Professor testifies in Congress
Economics Professor David Blanchflower spoke last week to a Congressional panel about rising unemployment among American youth and minorities.
The Panel of Economic Advisors, which is part of the Congressional Budget Office, asked Blanchflower to speak on the labor market, employment consequences of the North American Free Trade Agreement, the Clinton health plan and proposed new job-training plans.
Blanchflower said his talk to the panel, which included four Nobel prize-winning economists, was called "The Bifurcated Labor Market." It focused on the future of low-wage, poorly-educated workers.
"We are going to have to deal with the problem of poverty, presuming that these problems are going to continue," he said.
Blanchflower said he presented an overview of the U.S. labor market and compared it to similar labor markets in other countries. He addressed youth employment, particularly with minorities, and the difficulty of finding jobs after graduation.
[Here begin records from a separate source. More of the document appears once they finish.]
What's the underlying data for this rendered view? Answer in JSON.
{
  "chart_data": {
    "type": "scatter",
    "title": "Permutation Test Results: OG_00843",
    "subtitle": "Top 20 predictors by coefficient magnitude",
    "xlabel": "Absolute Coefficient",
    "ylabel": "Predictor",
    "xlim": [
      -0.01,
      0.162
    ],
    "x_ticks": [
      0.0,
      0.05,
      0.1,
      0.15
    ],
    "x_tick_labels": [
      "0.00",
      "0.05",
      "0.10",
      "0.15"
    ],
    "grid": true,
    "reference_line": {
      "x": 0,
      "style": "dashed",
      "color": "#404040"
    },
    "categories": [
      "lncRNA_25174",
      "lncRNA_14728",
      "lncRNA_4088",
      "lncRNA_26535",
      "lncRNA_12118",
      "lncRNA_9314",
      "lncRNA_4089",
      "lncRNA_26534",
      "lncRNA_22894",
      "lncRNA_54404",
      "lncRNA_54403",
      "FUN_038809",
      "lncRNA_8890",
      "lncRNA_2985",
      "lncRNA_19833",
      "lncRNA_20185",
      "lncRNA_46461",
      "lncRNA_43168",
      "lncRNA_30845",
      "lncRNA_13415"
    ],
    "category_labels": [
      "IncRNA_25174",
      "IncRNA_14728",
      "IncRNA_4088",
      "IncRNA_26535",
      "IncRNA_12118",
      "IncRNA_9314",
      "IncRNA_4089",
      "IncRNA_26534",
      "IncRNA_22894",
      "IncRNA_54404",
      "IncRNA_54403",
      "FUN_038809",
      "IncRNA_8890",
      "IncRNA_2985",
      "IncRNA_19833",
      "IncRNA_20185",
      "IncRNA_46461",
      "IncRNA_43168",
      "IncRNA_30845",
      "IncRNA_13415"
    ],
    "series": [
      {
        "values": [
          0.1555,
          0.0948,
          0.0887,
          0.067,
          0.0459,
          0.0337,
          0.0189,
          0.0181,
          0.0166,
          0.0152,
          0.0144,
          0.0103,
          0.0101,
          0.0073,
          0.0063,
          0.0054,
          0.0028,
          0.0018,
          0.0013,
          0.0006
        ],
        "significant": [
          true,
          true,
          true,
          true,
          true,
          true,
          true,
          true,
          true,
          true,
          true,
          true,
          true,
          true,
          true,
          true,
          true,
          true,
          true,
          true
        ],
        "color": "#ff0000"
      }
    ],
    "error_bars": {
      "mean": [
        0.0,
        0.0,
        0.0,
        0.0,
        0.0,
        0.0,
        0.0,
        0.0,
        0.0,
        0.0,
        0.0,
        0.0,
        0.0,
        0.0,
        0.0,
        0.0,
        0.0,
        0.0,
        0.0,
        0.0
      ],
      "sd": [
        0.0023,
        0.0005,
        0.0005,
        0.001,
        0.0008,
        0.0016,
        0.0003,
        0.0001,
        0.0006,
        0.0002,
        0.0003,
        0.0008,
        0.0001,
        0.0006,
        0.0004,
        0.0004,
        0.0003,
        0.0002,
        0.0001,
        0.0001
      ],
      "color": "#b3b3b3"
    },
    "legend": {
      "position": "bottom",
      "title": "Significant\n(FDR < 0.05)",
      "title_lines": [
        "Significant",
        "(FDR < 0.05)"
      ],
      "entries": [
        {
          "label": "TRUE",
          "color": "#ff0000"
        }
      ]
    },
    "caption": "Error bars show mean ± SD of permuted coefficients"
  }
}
"Particularly we have to target ourselves on the young people who are hurting," Blanchflower said. "We have to look to do new things. Anything is worth trying to help these people. For some people there is no transition from school to work and for many others, it is a very difficult one. We worry about that."
Blanchflower said his speech was part of the panel's move to develop a plan to remedy the problems he addressed.
"I think they responded pretty well," Blanchflower said. "It's very hard to know what to do in this situation. The administration is definitely going to do something, but the type of action is still not clear."
During the past few years, Blanchflower has worked on a series of comparative studies that look at wage determination and inequality, the influence of trade unions, the growth of self-employment and the nature of training in the workplace in various countries.
Currently, Blanchflower is organizing a conference for the National Bureau of Economic Research.
He is also examining the causes and nature of youth unemployment.